Вернемся теперь к началу нашего повествования и постараемся со всем тщанием нарисовать читателю портрет каждого из четырех героев, ничего не скрывая и не приукрашивая, с помощью кисти самой природы, которая, несмотря на беспорядок, порой отличается удивительной тонкостью, что часто, к слову, ей во вред самой. Ибо – осмелимся, между прочим, высказать рискованную мысль, – если преступление не обладает тем родом деликатности, что присуща добродетели, то не выглядит ли оно зачастую даже высоким и в какой-то степени величественным, превосходя в привлекательности томную и унылую добродетель?

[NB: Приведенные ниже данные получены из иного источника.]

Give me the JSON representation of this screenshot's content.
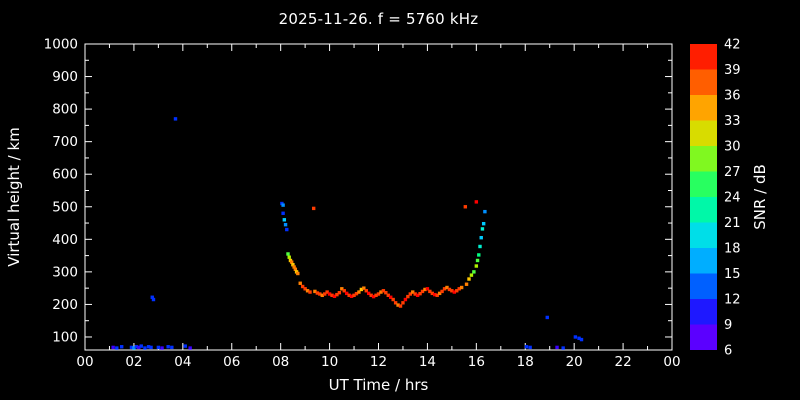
{
  "title": "2025-11-26. f = 5760 kHz",
  "axes": {
    "x_label": "UT Time / hrs",
    "y_label": "Virtual height / km",
    "cbar_label": "SNR / dB"
  },
  "chart_data": {
    "type": "scatter",
    "title": "2025-11-26. f = 5760 kHz",
    "xlabel": "UT Time / hrs",
    "ylabel": "Virtual height / km",
    "xlim": [
      0,
      24
    ],
    "ylim": [
      60,
      1000
    ],
    "grid": false,
    "x_ticks": {
      "values": [
        0,
        2,
        4,
        6,
        8,
        10,
        12,
        14,
        16,
        18,
        20,
        22,
        24
      ],
      "labels": [
        "00",
        "02",
        "04",
        "06",
        "08",
        "10",
        "12",
        "14",
        "16",
        "18",
        "20",
        "22",
        "00"
      ]
    },
    "y_ticks": [
      100,
      200,
      300,
      400,
      500,
      600,
      700,
      800,
      900,
      1000
    ],
    "colorbar": {
      "label": "SNR / dB",
      "min": 6,
      "max": 42,
      "ticks": [
        6,
        9,
        12,
        15,
        18,
        21,
        24,
        27,
        30,
        33,
        36,
        39,
        42
      ],
      "stops": [
        {
          "v": 6,
          "c": "#7a00ff"
        },
        {
          "v": 9,
          "c": "#3c00ff"
        },
        {
          "v": 12,
          "c": "#0030ff"
        },
        {
          "v": 15,
          "c": "#0090ff"
        },
        {
          "v": 18,
          "c": "#00ccff"
        },
        {
          "v": 21,
          "c": "#00f0d0"
        },
        {
          "v": 24,
          "c": "#00ff80"
        },
        {
          "v": 27,
          "c": "#50ff40"
        },
        {
          "v": 30,
          "c": "#b0f000"
        },
        {
          "v": 33,
          "c": "#ffc800"
        },
        {
          "v": 36,
          "c": "#ff8000"
        },
        {
          "v": 39,
          "c": "#ff3c00"
        },
        {
          "v": 42,
          "c": "#ff0000"
        }
      ]
    },
    "points_format": [
      "ut_hrs",
      "virtual_height_km",
      "snr_db"
    ],
    "points": [
      [
        1.15,
        68,
        9
      ],
      [
        1.3,
        66,
        12
      ],
      [
        1.5,
        70,
        12
      ],
      [
        1.9,
        68,
        12
      ],
      [
        2.0,
        66,
        15
      ],
      [
        2.1,
        70,
        12
      ],
      [
        2.2,
        68,
        9
      ],
      [
        2.3,
        72,
        12
      ],
      [
        2.45,
        66,
        12
      ],
      [
        2.6,
        70,
        12
      ],
      [
        2.7,
        68,
        12
      ],
      [
        2.75,
        222,
        12
      ],
      [
        2.8,
        215,
        12
      ],
      [
        3.0,
        68,
        12
      ],
      [
        3.15,
        66,
        9
      ],
      [
        3.4,
        70,
        12
      ],
      [
        3.55,
        68,
        12
      ],
      [
        3.7,
        770,
        12
      ],
      [
        4.1,
        72,
        12
      ],
      [
        4.3,
        66,
        9
      ],
      [
        8.05,
        510,
        12
      ],
      [
        8.1,
        505,
        15
      ],
      [
        8.1,
        480,
        12
      ],
      [
        8.15,
        460,
        18
      ],
      [
        8.2,
        445,
        15
      ],
      [
        8.25,
        430,
        12
      ],
      [
        8.3,
        355,
        27
      ],
      [
        8.35,
        345,
        30
      ],
      [
        8.4,
        335,
        33
      ],
      [
        8.45,
        330,
        36
      ],
      [
        8.5,
        322,
        33
      ],
      [
        8.55,
        315,
        36
      ],
      [
        8.6,
        308,
        36
      ],
      [
        8.65,
        300,
        33
      ],
      [
        8.7,
        295,
        36
      ],
      [
        8.8,
        265,
        36
      ],
      [
        8.9,
        255,
        39
      ],
      [
        9.0,
        248,
        39
      ],
      [
        9.1,
        242,
        36
      ],
      [
        9.2,
        238,
        39
      ],
      [
        9.35,
        495,
        39
      ],
      [
        9.4,
        240,
        36
      ],
      [
        9.5,
        235,
        39
      ],
      [
        9.6,
        232,
        39
      ],
      [
        9.7,
        228,
        36
      ],
      [
        9.8,
        232,
        39
      ],
      [
        9.9,
        238,
        39
      ],
      [
        10.0,
        232,
        42
      ],
      [
        10.1,
        228,
        39
      ],
      [
        10.2,
        225,
        42
      ],
      [
        10.3,
        230,
        39
      ],
      [
        10.4,
        236,
        39
      ],
      [
        10.5,
        248,
        36
      ],
      [
        10.6,
        242,
        39
      ],
      [
        10.7,
        234,
        42
      ],
      [
        10.8,
        228,
        39
      ],
      [
        10.9,
        225,
        42
      ],
      [
        11.0,
        228,
        39
      ],
      [
        11.1,
        233,
        39
      ],
      [
        11.2,
        238,
        36
      ],
      [
        11.3,
        246,
        33
      ],
      [
        11.4,
        250,
        36
      ],
      [
        11.5,
        242,
        39
      ],
      [
        11.6,
        234,
        42
      ],
      [
        11.7,
        228,
        39
      ],
      [
        11.8,
        224,
        42
      ],
      [
        11.9,
        228,
        39
      ],
      [
        12.0,
        232,
        39
      ],
      [
        12.1,
        238,
        36
      ],
      [
        12.2,
        242,
        39
      ],
      [
        12.3,
        236,
        39
      ],
      [
        12.4,
        228,
        39
      ],
      [
        12.5,
        222,
        42
      ],
      [
        12.6,
        215,
        39
      ],
      [
        12.7,
        205,
        39
      ],
      [
        12.8,
        198,
        36
      ],
      [
        12.9,
        195,
        39
      ],
      [
        13.0,
        205,
        39
      ],
      [
        13.1,
        215,
        42
      ],
      [
        13.2,
        224,
        39
      ],
      [
        13.3,
        232,
        39
      ],
      [
        13.4,
        238,
        36
      ],
      [
        13.5,
        232,
        39
      ],
      [
        13.6,
        228,
        42
      ],
      [
        13.7,
        233,
        39
      ],
      [
        13.8,
        240,
        39
      ],
      [
        13.9,
        246,
        36
      ],
      [
        14.0,
        248,
        42
      ],
      [
        14.1,
        240,
        39
      ],
      [
        14.2,
        234,
        39
      ],
      [
        14.3,
        230,
        42
      ],
      [
        14.4,
        228,
        39
      ],
      [
        14.5,
        234,
        36
      ],
      [
        14.6,
        240,
        39
      ],
      [
        14.7,
        248,
        39
      ],
      [
        14.8,
        252,
        36
      ],
      [
        14.9,
        246,
        39
      ],
      [
        15.0,
        242,
        39
      ],
      [
        15.1,
        238,
        42
      ],
      [
        15.2,
        242,
        39
      ],
      [
        15.3,
        248,
        39
      ],
      [
        15.4,
        252,
        36
      ],
      [
        15.55,
        500,
        39
      ],
      [
        15.6,
        262,
        36
      ],
      [
        15.7,
        278,
        33
      ],
      [
        15.8,
        290,
        30
      ],
      [
        15.9,
        300,
        27
      ],
      [
        16.0,
        515,
        42
      ],
      [
        16.0,
        318,
        30
      ],
      [
        16.05,
        335,
        27
      ],
      [
        16.1,
        352,
        24
      ],
      [
        16.15,
        378,
        21
      ],
      [
        16.2,
        405,
        18
      ],
      [
        16.25,
        432,
        21
      ],
      [
        16.3,
        448,
        18
      ],
      [
        16.35,
        485,
        15
      ],
      [
        18.05,
        70,
        12
      ],
      [
        18.2,
        68,
        12
      ],
      [
        18.9,
        160,
        12
      ],
      [
        19.3,
        68,
        9
      ],
      [
        19.55,
        66,
        12
      ],
      [
        20.05,
        100,
        12
      ],
      [
        20.2,
        96,
        12
      ],
      [
        20.3,
        92,
        12
      ]
    ]
  }
}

Вы скажете, что в жизни для равновесия потребно и то и другое? И нам ли проникать в законы природы, нам ли решать, что более необходимо: порок или добродетель? Чтобы склониться в этом споре на ту или иную сторону, надо обладать особыми, высшими полномочиями, которыми она нас не наделила. Но продолжим наше повествование.

ГЕРЦОГ БЛАНЖИ уже в восемнадцать лет стал обладателем огромного состояния, которое он значительно округлил с помощью махинаций по незаконному взиманию налогов. Он рано испытал на себе недоброжелательство толпы, взирающей на очень богатого юношу, ни в чем себе не отказывающего. Почти всегда в таких случаях мерилом собственных сил становится мера порока. Если бы герцогу была бы от рождения дарована простая, примитивная натура, то, быть может, она бы уравновесила опасности его положения. Но Природа, эта диковинная мать, иной раз словно сговаривается с Фортуной, чтобы та споспешествовала всем дурным склонностям, которыми она, Природа, награждает некоторых из своих созданий в целях, совершенно противных целям добродетели. Оттого, что Природа, повторю я, равно нуждается как в пороке, так и в добродетели, она вручила обладавшему несметным богатством Бланжи все свойства, необходимые для того, чтобы этим богатством злоупотреблять. Вместе со злодейски изощренным умом она вдохнула в него черную черствую душу, чудовищные вкусы и прихоти ужасающего разврата, которому герцог и предавался вволю. Рожденный лживым, грубым, властным, жестоким, себялюбцем, равно расточительным для своих удовольствий и скупым, когда дело шло о пользе других; враль, обжора, пьяница, содомит, кровосмеситель, убийца, поджигатель, вор – хоть бы одна добродетель в реестре его качеств! Да что я говорю? Он был убежден и часто повторял, что, чтобы стать полностью счастливым, человек должен пройти через все возможные пороки и никогда не позволять себе никаких добродетелей. Должно вершить только зло и никому никогда не делать добра. «Есть немало людей, которые совершают зло только в порыве страсти, – говорил герцог. – Справившись с заблуждением, их душа возвращается на путь добродетели. Вот так в ошибках и угрызениях совести проходит их жизнь, и в конце ее они уже не знают, какова же была их роль на земле».

– Эти создания, – продолжал герцог, – должны быть несчастны: всегда колеблющиеся, всегда нерешительные, они проходят по жизни, ненавидя утром то, что было ими сделано вечером. Познавая удовольствия, они дрожат, позволяя их себе, и таким образом становятся порочными в добродетели и добродетельными в пороке. Моя натура другая. Я не испытываю подобных колебаний в своем выборе. И так как я всегда уверен, что найду удовольствие в том, что делаю, раскаяние не ослабляет влечения. Твердый в своих принципах, которые сформировались у меня еще в молодые годы, я всегда поступаю в соответствии с ними. Они помогли мне понять пустоту и ничтожество добродетели. Я ее ненавижу и никогда к ней не вернусь. Я убедился, что порок – это единственный способ заставить человека испытать сладострастие, этот головокружительный трепет, моральный и физический, источник самых восхитительных вожделений. С нежных лет я отказался от химер религии, убедившись, что существование Бога – это возмутительный абсурд, в который ныне не верят даже дети. И я не собираюсь сдерживать свои влечения, чтобы ему угодить. Ими меня наделила природа, и если бы я им воспротивился, это возмутило бы ее. Если она дала мне плохие наклонности, значит, считала таковые необходимыми для меня. Я – лишь инструмент в ее руках, она вертит мною, как хочет, и каждое из совершенных мною преступлений служит ей. Чем больше она мне их внушает, тем, значит, более они ей нужны. Я был бы глупцом, если бы противился ей! Таким образом, против меня только законы, но их я не боюсь: мое золото и мое положение ставят меня над этими вульгарными запорами, в которые стучатся одни плебеи.